O Metrô de São Paulo atendeu a reivindicações de um grupo de moradores e comerciantes de Higienópolis e retirou a estação Angélica do projeto da linha 6 (Laranja). Após pressão da Associação Defenda Higienópolis, que reuniu 3,5 mil assinaturas contra o plano, a empresa estatal reativou a ideia de ter uma estação na praça Charles Miller, em frente ao estádio do Pacaembu.

“Parte da linha Laranja é discutível, porque passa por regiões relativamente bem servidas de estações de metrô e linhas de ônibus. Agora, é totalmente descabido o argumento dado pela associação”, analisa o urbanista Nabil Bonduki, colunista do site de CartaCapital. Bonduki refere-se à alegação dos moradores de que uma estação traria o “aumento de ocorrências indesejáveis” e a criação de um “camelódromo” na avenida. “Beira o absurdo como parte das classes média e alta protestam contra ter uma estação próxima a sua casa”, diz o urbanista.

Bonduki afirma que a resistência da associação é um movimento de segregação sócio-espacial no bairro. Além do mais, diz, a decisão não leva em conta a situação de trabalhadores que se deslocam diariamente à avenida. “Existe uma presença muito significativa de escritórios e atividades não residenciais”.

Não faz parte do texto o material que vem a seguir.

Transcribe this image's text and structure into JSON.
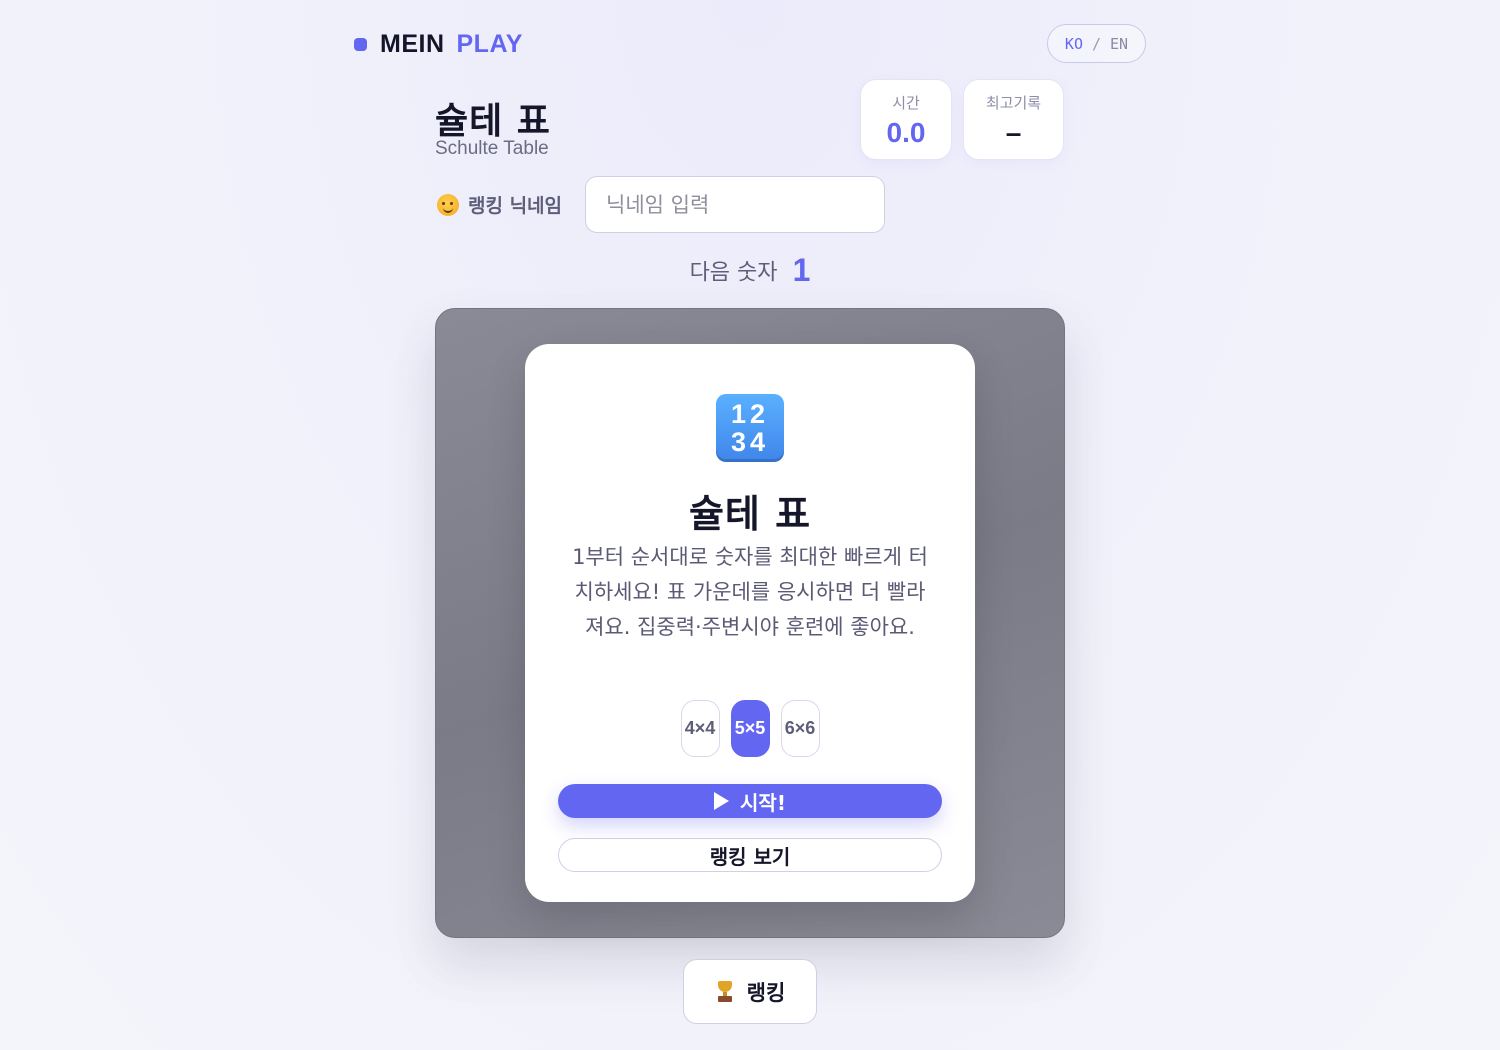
{
  "header": {
    "logo_part1": "MEIN",
    "logo_part2": "PLAY",
    "lang_ko": "KO",
    "lang_sep": "/",
    "lang_en": "EN"
  },
  "game": {
    "title": "슐테 표",
    "subtitle": "Schulte Table"
  },
  "stats": {
    "time_label": "시간",
    "time_value": "0.0",
    "best_label": "최고기록",
    "best_value": "–"
  },
  "nickname": {
    "label": "랭킹 닉네임",
    "placeholder": "닉네임 입력",
    "value": ""
  },
  "next": {
    "label": "다음 숫자",
    "number": "1"
  },
  "modal": {
    "icon_top": "12",
    "icon_bottom": "34",
    "title": "슐테 표",
    "description": "1부터 순서대로 숫자를 최대한 빠르게 터치하세요! 표 가운데를 응시하면 더 빨라져요. 집중력·주변시야 훈련에 좋아요.",
    "sizes": [
      {
        "label": "4×4",
        "active": false
      },
      {
        "label": "5×5",
        "active": true
      },
      {
        "label": "6×6",
        "active": false
      }
    ],
    "start_label": "시작!",
    "ranking_view_label": "랭킹 보기"
  },
  "footer": {
    "ranking_label": "랭킹"
  },
  "colors": {
    "accent": "#6366f1",
    "text_dark": "#16162a",
    "text_muted": "#5e5e7a",
    "board": "#83838f"
  },
  "icons": {
    "logo": "square-dot-icon",
    "nickname": "smiling-face-icon",
    "modal": "input-numbers-keycap-icon",
    "start": "play-triangle-icon",
    "ranking": "trophy-icon"
  }
}
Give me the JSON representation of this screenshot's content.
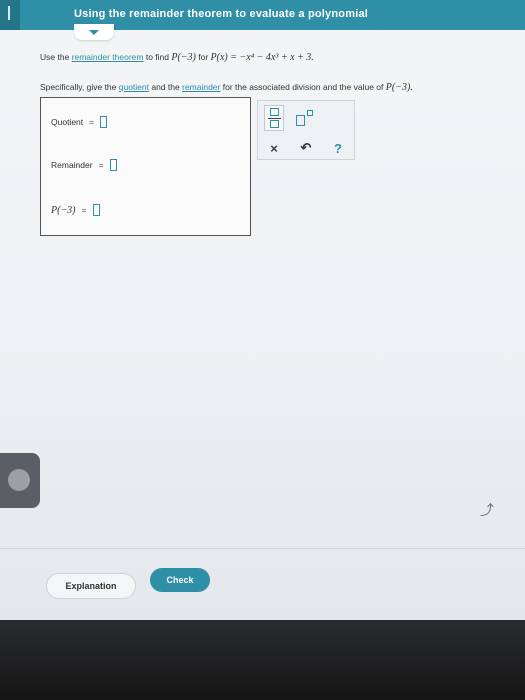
{
  "header": {
    "title": "Using the remainder theorem to evaluate a polynomial"
  },
  "problem": {
    "line1_prefix": "Use the ",
    "line1_link": "remainder theorem",
    "line1_mid": " to find ",
    "line1_target": "P(−3)",
    "line1_for": " for ",
    "polynomial": "P(x) = −x⁴ − 4x³ + x + 3.",
    "line2_prefix": "Specifically, give the ",
    "line2_link1": "quotient",
    "line2_mid": " and the ",
    "line2_link2": "remainder",
    "line2_suffix": " for the associated division and the value of ",
    "line2_target": "P(−3)."
  },
  "answers": {
    "quotient_label": "Quotient",
    "remainder_label": "Remainder",
    "p_label": "P(−3)",
    "equals": "="
  },
  "toolbox": {
    "times": "×",
    "undo": "↶",
    "help": "?"
  },
  "buttons": {
    "explanation": "Explanation",
    "check": "Check"
  },
  "colors": {
    "accent": "#2f8fa6",
    "header": "#2f8fa6"
  }
}
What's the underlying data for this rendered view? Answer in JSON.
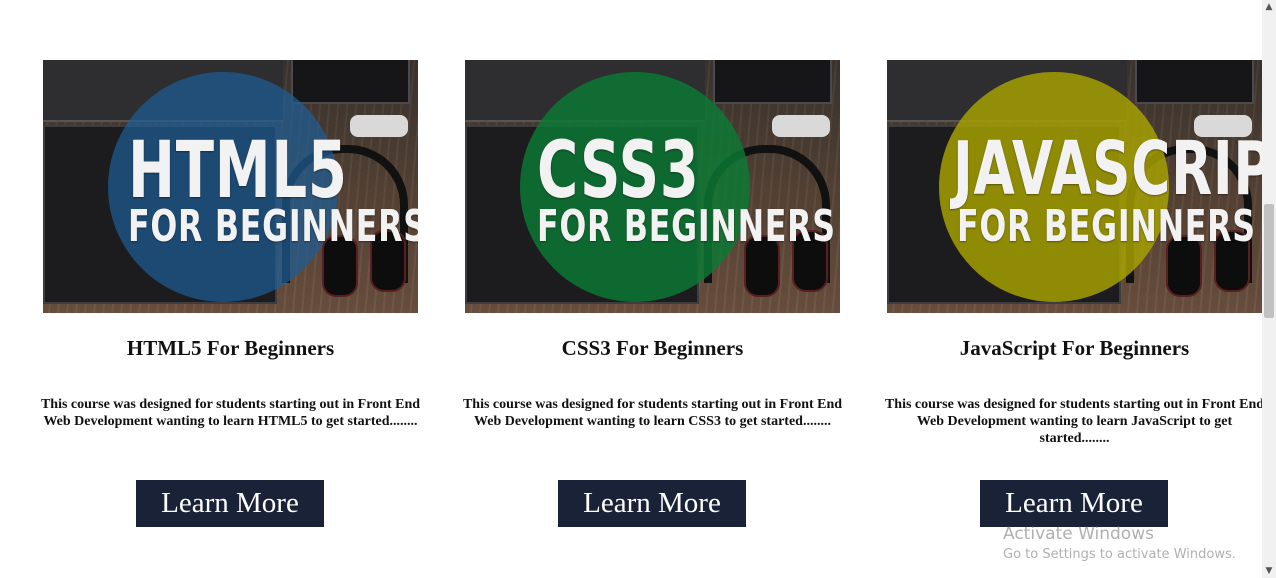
{
  "courses": [
    {
      "thumb_big": "HTML5",
      "thumb_small": "FOR BEGINNERS",
      "title": "HTML5 For Beginners",
      "description": "This course was designed for students starting out in Front End Web Development wanting to learn HTML5 to get started........",
      "button_label": "Learn More",
      "accent_color": "#1f5d94"
    },
    {
      "thumb_big": "CSS3",
      "thumb_small": "FOR BEGINNERS",
      "title": "CSS3 For Beginners",
      "description": "This course was designed for students starting out in Front End Web Development wanting to learn CSS3 to get started........",
      "button_label": "Learn More",
      "accent_color": "#0b7a35"
    },
    {
      "thumb_big": "JAVASCRIPT",
      "thumb_small": "FOR BEGINNERS",
      "title": "JavaScript For Beginners",
      "description": "This course was designed for students starting out in Front End Web Development wanting to learn JavaScript to get started........",
      "button_label": "Learn More",
      "accent_color": "#a8a400"
    }
  ],
  "button_color": "#1a2238",
  "watermark": {
    "line1": "Activate Windows",
    "line2": "Go to Settings to activate Windows."
  },
  "scrollbar": {
    "up_icon": "triangle-up",
    "down_icon": "triangle-down"
  }
}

Em relação à afirmação de que uma estação acarretaria na criação de um “camelódromo”, o urbanista do Instituto Pólis, Kazuo Nakano, discorda. “Esse tipo de preconceito não procede. Não é uma estação de metrô que atrai grupos vulneráveis, como moradores de rua, e sim a condição das regiões que eles frequentam. Eles têm uma lógica de utilização de espaços que não estão guardados ou controlados”.

“O Metrô cedeu”
Kazuo Nakano afirma que a empresa estatal de transportes tem cedido a reivindicações de grupos de classes média e alta na revisão de traçados. “São grupos que têm um poder de pressão maior e o Metrô acaba acatando mais à essas demandas do que as de populações com renda mais baixa”.

Em 2005, o governo do estado também desistiu de construir a estação Três Poderes, na região do Morumbi, após moradores terem se manifestado contra. Isso é um reflexo, diz Nakano, de um esforço de criar locais de moradia entre iguais. “A cidade de São Paulo convive há anos com uma organização urbana que privilegia espaços fechados. Isso acarreta na falência da própria ideia de cidade enquanto um espaço de convivência entre pessoas de diferentes rendas”.

Nabil Bonduki também critica o fato de o Metrô ter cedido a pressões da associação de moradores. “Não tenho condição de avaliar o custo benefício da obra. A não ser que o Metrô tenha chegado a conclusão de que a estação não é necessária, aceitar a reivindicação de um abaixo assinado com apenas 3,5 mil assinaturas, em relação ao benefício que a estação representaria, é algo descabido”.

Protesto
Logo após o anúncio da exclusão da estação na avenida Angélica, foi criado um grupo na rede social Facebook convocando uma manifestação em frente ao shopping Pátio Higienópolis. Com o título de “Churrascão da gente diferenciada”, o evento pede para que as pessoas levem “farofa, carne de gato, cachorro e som portátil” para promover um churrasco popular na frente do shopping.